Here's a two dimensional example.
A and B are 6 units apart. But suppose we want to find a point on line AB that's 12 units away from A.
We can say that C is the normalized form of B with respect to A, with distance 12. We can obtain C with code like this:
#returns a point collinear to A and B, a given distance away from A.
function normalize(a, b, length):
#get the distance between a and b along the x and y axes
dx = b.x - a.x
dy = b.y - a.y
#right now, sqrt(dx^2 + dy^2) = distance(a,b).
#we want to modify them so that sqrt(dx^2 + dy^2) = the given length.
dx = dx * length / distance(a,b)
dy = dy * length / distance(a,b)
point c = new point
c.x = a.x + dx
c.y = a.y + dy
return c
If we do this normalization process on a lot of points, all with respect to the same point A and with the same distance R, then the normalized points will all lie on the arc of a circle with center A and radius R.
Here, the black points begin on a line and "bulge out" into an arc.
This process can be extended into three dimensions, in which case you get a sphere rather than a circle. Just add a dz component to the normalize function.
If you look at the sphere at Epcot, you can sort of see this technique at work. it's a dodecahedron with bulged-out faces to make it look rounder.

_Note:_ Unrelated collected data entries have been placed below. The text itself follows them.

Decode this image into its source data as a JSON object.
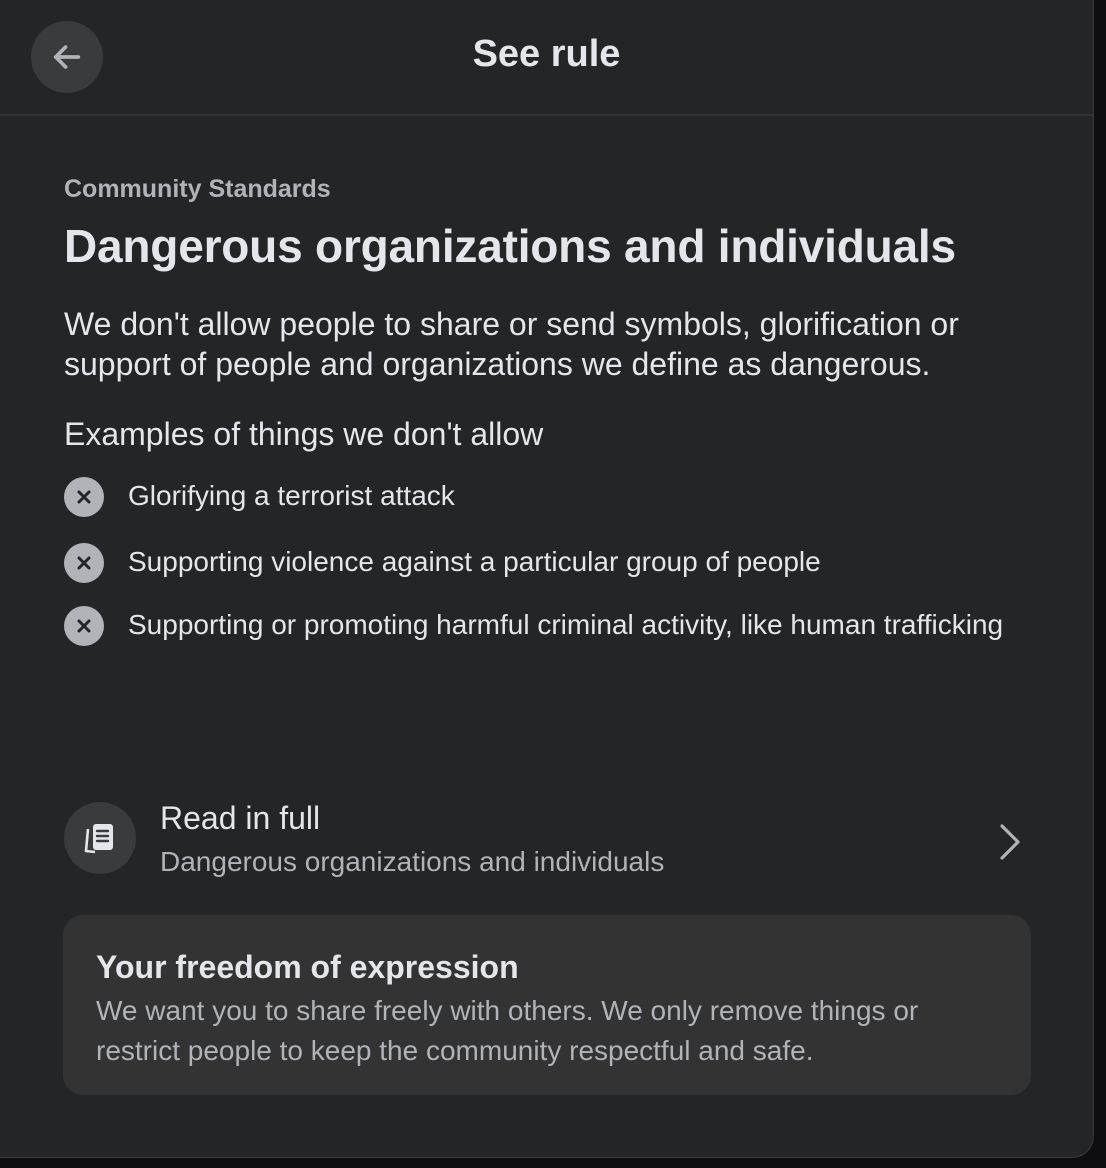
{
  "header": {
    "title": "See rule",
    "back_icon": "arrow-left-icon"
  },
  "rule": {
    "eyebrow": "Community Standards",
    "title": "Dangerous organizations and individuals",
    "description": "We don't allow people to share or send symbols, glorification or support of people and organizations we define as dangerous.",
    "examples_heading": "Examples of things we don't allow",
    "examples": [
      {
        "icon": "x-circle-icon",
        "text": "Glorifying a terrorist attack"
      },
      {
        "icon": "x-circle-icon",
        "text": "Supporting violence against a particular group of people"
      },
      {
        "icon": "x-circle-icon",
        "text": "Supporting or promoting harmful criminal activity, like human trafficking"
      }
    ]
  },
  "read_full": {
    "icon": "document-icon",
    "title": "Read in full",
    "subtitle": "Dangerous organizations and individuals",
    "chevron_icon": "chevron-right-icon"
  },
  "freedom": {
    "title": "Your freedom of expression",
    "text": "We want you to share freely with others. We only remove things or restrict people to keep the community respectful and safe."
  },
  "colors": {
    "background": "#242527",
    "text_primary": "#e4e6eb",
    "text_secondary": "#b0b3b8",
    "card": "#333334",
    "button": "#3a3b3c"
  }
}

I'll further explain a popular way of generating a sphere using latitude and longitude (another
way, icospheres, was already explained in the most popular answer at the time of this writing.)
A sphere can be expressed by the following parametric equation:
F(u, v) = [ cos(u)*sin(v)*r, cos(v)*r, sin(u)*sin(v)*r ]
Where:
r is the radius;
u is the longitude, ranging from 0 to 2π; and
v is the latitude, ranging from 0 to π.
Generating the sphere then involves evaluating the parametric function at fixed intervals.
For example, to generate 16 lines of longitude, there will be 17 grid lines along the u axis, with a step of
π/8 (2π/16) (the 17th line wraps around).
The following pseudocode generates a triangle mesh by evaluating a parametric function
at regular intervals (this works for any parametric surface function, not just spheres).
In the pseudocode below, UResolution is the number of grid points along the U axis
(here, lines of longitude), and VResolution is the number of grid points along the V axis
(here, lines of latitude)
var startU=0
var startV=0
var endU=PI*2
var endV=PI
var stepU=(endU-startU)/UResolution // step size between U-points on the grid
var stepV=(endV-startV)/VResolution // step size between V-points on the grid
for(var i=0;i<UResolution;i++){ // U-points
for(var j=0;j<VResolution;j++){ // V-points
var u=i*stepU+startU
var v=j*stepV+startV
var un=(i+1==UResolution) ? endU : (i+1)*stepU+startU
var vn=(j+1==VResolution) ? endV : (j+1)*stepV+startV
// Find the four points of the grid
// square by evaluating the parametric
// surface function
var p0=F(u, v)
var p1=F(u, vn)
var p2=F(un, v)
var p3=F(un, vn)
// NOTE: For spheres, the normal is just the normalized
// version of each vertex point; this generally won't be the case for
// other parametric surfaces.
// Output the first triangle of this grid square
triangle(p0, p2, p1)
// Output the other triangle of this grid square
triangle(p3, p1, p2)
}
}

The code in the sample is quickly explained. You should look into the function void drawSphere(double r, int lats, int longs):
void drawSphere(double r, int lats, int longs) {
int i, j;
for(i = 0; i <= lats; i++) {
double lat0 = M_PI * (-0.5 + (double) (i - 1) / lats);
double z0 = sin(lat0);
double zr0 = cos(lat0);
double lat1 = M_PI * (-0.5 + (double) i / lats);
double z1 = sin(lat1);
double zr1 = cos(lat1);
glBegin(GL_QUAD_STRIP);
for(j = 0; j <= longs; j++) {
double lng = 2 * M_PI * (double) (j - 1) / longs;
double x = cos(lng);
double y = sin(lng);
glNormal3f(x * zr0, y * zr0, z0);
glVertex3f(r * x * zr0, r * y * zr0, r * z0);
glNormal3f(x * zr1, y * zr1, z1);
glVertex3f(r * x * zr1, r * y * zr1, r * z1);
}
glEnd();
}
}
The parameters lat defines how many horizontal lines you want to have in your sphere and lon how many vertical lines. r is the radius of your sphere.
Now there is a double iteration over lat/lon and the vertex coordinates are calculated, using simple trigonometry.
The calculated vertices are now sent to your GPU using glVertex...() as a GL_QUAD_STRIP, which means you are sending each two vertices that form a quad with the previously two sent.
All you have to understand now is how the trigonometry functions work, but I guess you can figure it out easily.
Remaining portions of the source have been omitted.